Parallèlement à notre rapport, l’ancien secrétaire d’État au Numérique, Mounir Mahjoubi, se fait une petite publicité en tapant sur Amazon… On se félicite de voir des gens aussi libéraux que lui aller dans notre sens, mais on ne peut que s’étonner du fait qu’il n’ait rien fait pour stopper Amazon quand il était au gouvernement. On a fait dix recommandations à l’État, dont une sur laquelle j’aimerais insister : les dirigeants peuvent prendre des mesures pour empêcher la construction de nouveaux entrepôts. Il est urgent que les pouvoirs publics re-régulent les multinationales. Plutôt que de voir des girouettes, on préférerait que des députés LREM agissent. Mais il y a un manque de volonté… Et les multinationales comme Amazon ont atteint un tel poids qu’elles sont aujourd’hui plus puissantes que des États.
« La pression citoyenne peut pousser les gouvernants à agir, ce qu’ils ne feraient pas spontanément. Même face à la plus grande multinationale du monde, on peut obtenir des victoires. »
Vous appelez à « bloquer » Amazon. Concrètement, qu’est-ce que les citoyens peuvent faire et quel impact cela peut avoir sur un géant du commerce ?
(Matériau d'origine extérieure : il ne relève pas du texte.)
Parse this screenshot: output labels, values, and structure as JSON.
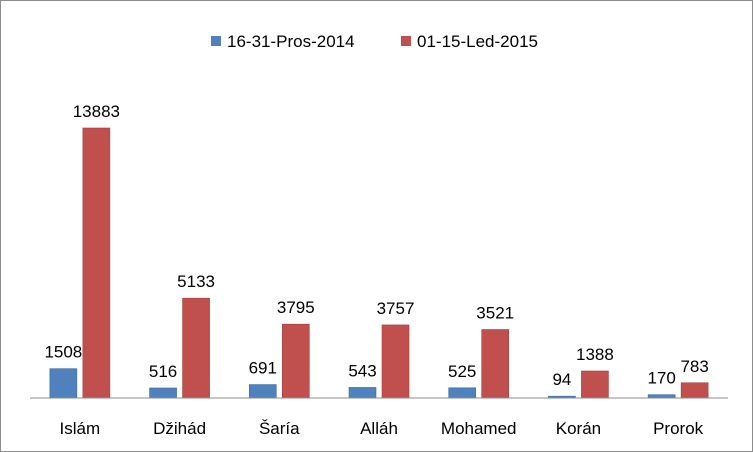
{
  "chart_data": {
    "type": "bar",
    "title": "",
    "xlabel": "",
    "ylabel": "",
    "categories": [
      "Islám",
      "Džihád",
      "Šaría",
      "Alláh",
      "Mohamed",
      "Korán",
      "Prorok"
    ],
    "series": [
      {
        "name": "16-31-Pros-2014",
        "color": "#4f81bd",
        "values": [
          1508,
          516,
          691,
          543,
          525,
          94,
          170
        ]
      },
      {
        "name": "01-15-Led-2015",
        "color": "#c0504d",
        "values": [
          13883,
          5133,
          3795,
          3757,
          3521,
          1388,
          783
        ]
      }
    ],
    "ylim": [
      0,
      15000
    ],
    "grid": false,
    "legend_position": "top",
    "data_labels": true
  }
}
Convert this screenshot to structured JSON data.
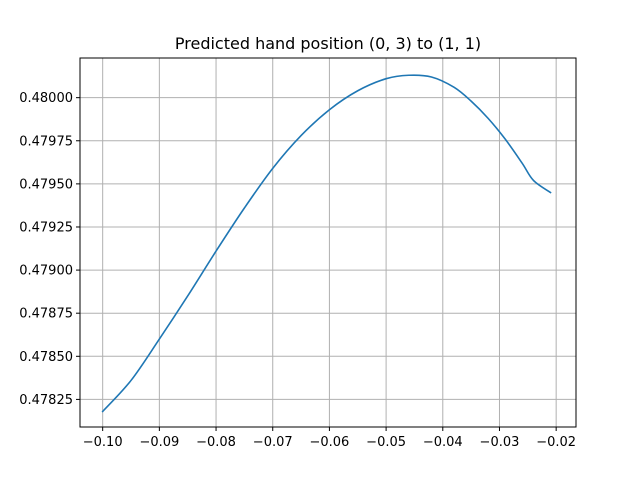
{
  "chart_data": {
    "type": "line",
    "title": "Predicted hand position (0, 3) to (1, 1)",
    "xlabel": "",
    "ylabel": "",
    "xlim": [
      -0.104,
      -0.0165
    ],
    "ylim": [
      0.47809,
      0.48023
    ],
    "grid": true,
    "x_ticks": [
      -0.1,
      -0.09,
      -0.08,
      -0.07,
      -0.06,
      -0.05,
      -0.04,
      -0.03,
      -0.02
    ],
    "x_tick_labels": [
      "−0.10",
      "−0.09",
      "−0.08",
      "−0.07",
      "−0.06",
      "−0.05",
      "−0.04",
      "−0.03",
      "−0.02"
    ],
    "y_ticks": [
      0.47825,
      0.4785,
      0.47875,
      0.479,
      0.47925,
      0.4795,
      0.47975,
      0.48
    ],
    "y_tick_labels": [
      "0.47825",
      "0.47850",
      "0.47875",
      "0.47900",
      "0.47925",
      "0.47950",
      "0.47975",
      "0.48000"
    ],
    "series": [
      {
        "color": "#1f77b4",
        "x": [
          -0.1,
          -0.095,
          -0.09,
          -0.085,
          -0.08,
          -0.075,
          -0.07,
          -0.065,
          -0.06,
          -0.055,
          -0.05,
          -0.046,
          -0.042,
          -0.038,
          -0.035,
          -0.032,
          -0.029,
          -0.026,
          -0.024,
          -0.021
        ],
        "y": [
          0.47818,
          0.47836,
          0.4786,
          0.47885,
          0.47911,
          0.47936,
          0.47959,
          0.47978,
          0.47993,
          0.48004,
          0.48011,
          0.48013,
          0.48012,
          0.48006,
          0.47998,
          0.47988,
          0.47976,
          0.47962,
          0.47952,
          0.47945
        ]
      }
    ]
  }
}
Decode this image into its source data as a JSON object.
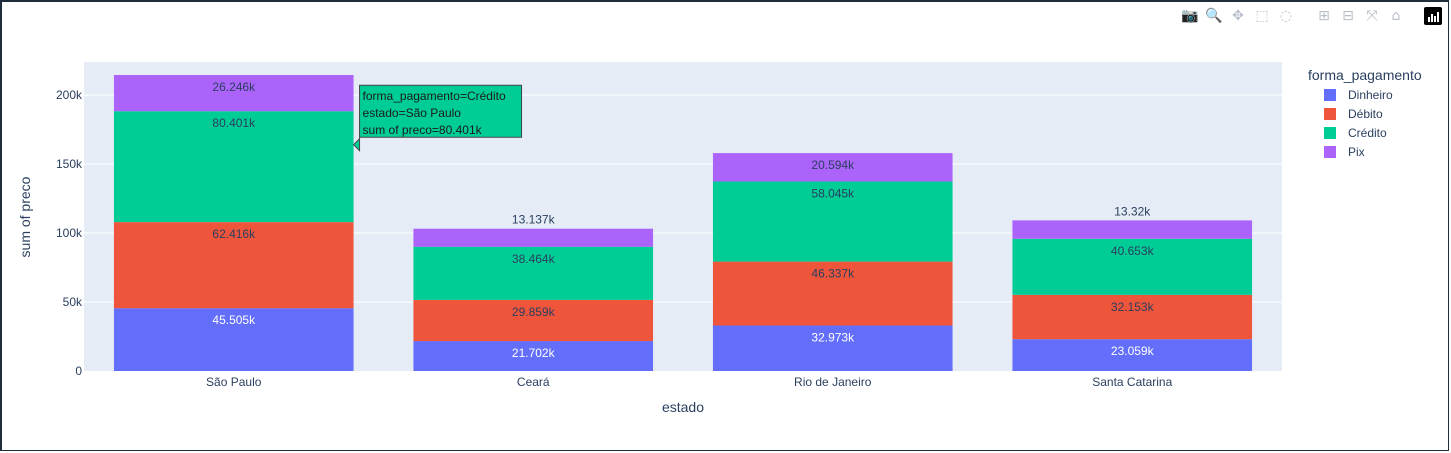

Petite précision : nous n’appelons pas à boycotter Amazon, ça laisserait entendre que les consommateurs ont tous les pouvoirs. Or, il y a 21 millions de Français qui ont passé une commande chez Amazon l’an dernier. On ne veut pas les culpabiliser. La balle est dans le camp des pouvoirs publics. Avant le rapport, on avait sorti un « appel pour transformer le Black Friday 2019 en un "Vendredi Noir pour Amazon" ». Concrètement, on va mener des actions citoyennes partout en France, sous toutes les formes possibles. La pression citoyenne, c’est ce qui peut permettre de pousser les gouvernants à agir, ce qu’ils ne feraient pas spontanément. On veut montrer que même face à la plus grande multinationale du monde, on peut se mobiliser et obtenir des victoires.